Um dia de julho
Helena abriu a janela para a manhã de sábado. O sol projetou-se por sobre os móveis, dourando as paredes da sala de jantar. Belo dia para caminhar, passo não muito frouxo, ao longo das ruas retas, quadriculadas da cidade. Calçou os tênis, vestiu um abrigo e enfrentou com prazer o ar frio da manhazinha. Boa terapia aquela, varar o centro ainda um tanto deserto, sentindo um calor bom no corpo, o sangue circulando mais rápido, os moradores começando o dia, uns ainda tímidos, outros já francamente decididos rumo a seu objetivo. Portas e janelas eram abertas, pessoas punham o pé para fora de casa, ou simplesmente lançavam um olhar curioso para a rua, tentando averiguar o tempo. Aquele despertar coletivo lhe fazia bem, respirar os primeiros humores do dia, entregar a mente a um livre pensar, distante de tudo que pudesse representar preocupação ou sofrimento. Ficava às vezes triste ao deparar com calçadas quebradas, ou, o que lhe parecia pior, com marcas de relaxamento do povo, como lixo solto pelo chão. Mas, continuava, deixando de lado as más impressões. A brisa no rosto a estimulava, apressava o passo, tinha até vontade de soltar-se numa corrida. O ambiente já lhe era tão familiar que não se dava conta dos pormenores que continha, as casas não se distinguiam entre si, faziam apenas parte do contorno da rua, elementos pelos quais passava inconsciente, atenta somente à sensação que usufruía, aberta às idéias que relampeavam em seu espírito, iluminando-o e, em seguida, devolvendo-o a seu anterior repouso.

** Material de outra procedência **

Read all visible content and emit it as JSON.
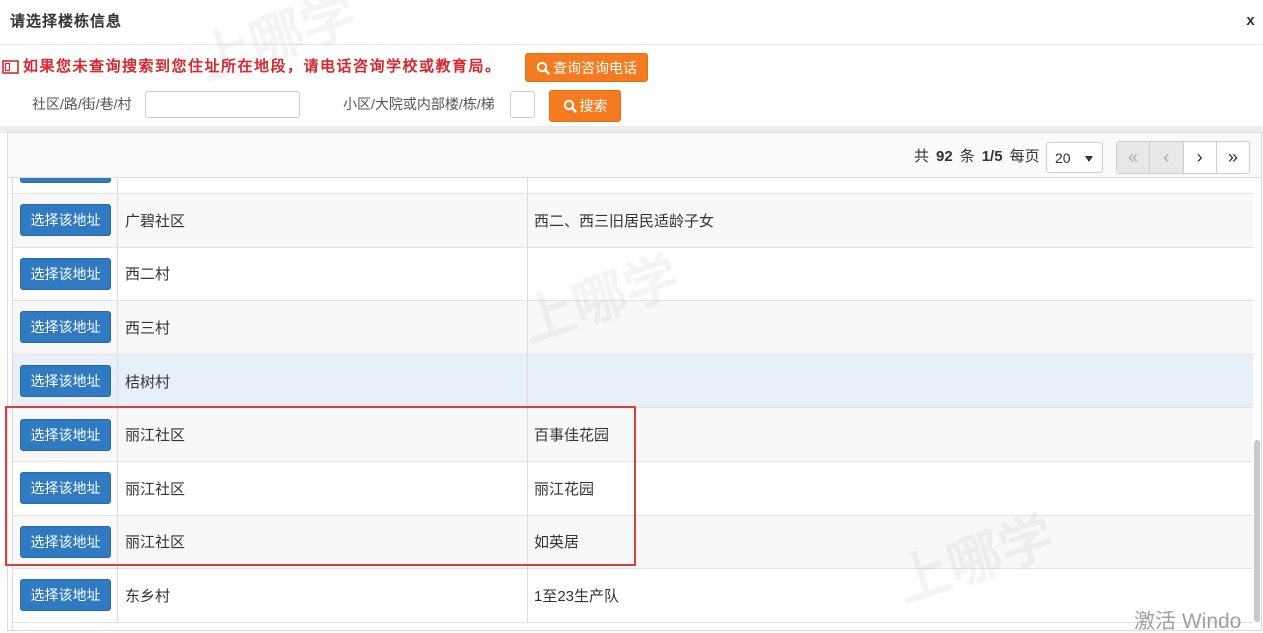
{
  "dialog": {
    "title": "请选择楼栋信息",
    "close_label": "x"
  },
  "notice": {
    "icon": "notice-icon",
    "text": "如果您未查询搜索到您住址所在地段，请电话咨询学校或教育局。",
    "phone_button_icon": "search-icon",
    "phone_button_label": "查询咨询电话"
  },
  "search": {
    "community_label": "社区/路/街/巷/村",
    "community_value": "",
    "building_label": "小区/大院或内部楼/栋/梯",
    "building_value": "",
    "search_button_icon": "search-icon",
    "search_button_label": "搜索"
  },
  "pagination": {
    "total_prefix": "共",
    "total_count": "92",
    "total_suffix": "条",
    "page_indicator": "1/5",
    "per_page_label": "每页",
    "per_page_value": "20",
    "first_glyph": "«",
    "prev_glyph": "‹",
    "next_glyph": "›",
    "last_glyph": "»"
  },
  "table": {
    "select_label": "选择该地址",
    "rows": [
      {
        "community": "广碧社区",
        "detail": "西二、西三旧居民适龄子女"
      },
      {
        "community": "西二村",
        "detail": ""
      },
      {
        "community": "西三村",
        "detail": ""
      },
      {
        "community": "桔树村",
        "detail": ""
      },
      {
        "community": "丽江社区",
        "detail": "百事佳花园"
      },
      {
        "community": "丽江社区",
        "detail": "丽江花园"
      },
      {
        "community": "丽江社区",
        "detail": "如英居"
      },
      {
        "community": "东乡村",
        "detail": "1至23生产队"
      }
    ]
  },
  "watermark": {
    "text": "上哪学"
  },
  "os_watermark": {
    "text": "激活 Windo"
  },
  "colors": {
    "orange": "#f47b20",
    "blue": "#2f7ac0",
    "red": "#d7282f",
    "highlight": "#e7f0f9",
    "annot": "#d8413a"
  }
}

Era a sua terapia, e, assim pensando, respirou fundo, extraindo todo o prazer possível daquela simples caminhada. Momento de carregar, ou recarregar, as baterias. Daí a pouco, um olhar para o relógio, numa atitude de quem já sabe o que vai encontrar, confirmou-lhe que era hora de encarar a realidade. Cada um com seus compromissos, a regra era não abusar. A cidade já amanhecera, as pessoas cruzavam-se ao longo das ruas, como se tivesse soado o instante de cada um deixar a sua toca. Escolheu uma rua tranqüila para fazer o caminho de volta. E, enquanto se dirigia para casa, vinham-lhe à cabeça as tarefas do dia, tudo o que a esperava no decorrer daquele sábado, belo sábado de inverno. Chutou mentalmente, para bem longe, as tensões que a rondavam. Seu espaço de lazer precisava ser respeitado, sobretudo por ela própria. Concordava com a velha máxima de que tudo tinha o seu tempo.
Sentia-se revitalizada quando colocou a chave na fechadura. A enfermeira, já de casacão, havia escondido os cabelos claros por baixo de uma touca de lã.
- O Beto está pronto.
Seu olhar girou pela peça, numa espécie de reconhecimento. Tudo estava no seu devido lugar. Depois, deteve-se na mulher.
- Está um dia muito bonito, aproveite.
A outra surpreendeu-se, diante de tanta disposição. Perguntou, esfregando as mãos:
- Não está muito frio na rua?
- Bastante. Mas olhe o sol!
O rapaz, espichando-se na cadeira de rodas, começou a bater palmas. Então, contorcendo-se, repetiu: o sol! Helena correu para o filho, com um sorriso compreensivo. Um sorriso compreensivo e terno. Também ele queria participar, estava no seu direito. Sem pronunciar qualquer palavra, empurrou-o para fora, para que ambos pudessem vivenciar juntos aquele dia.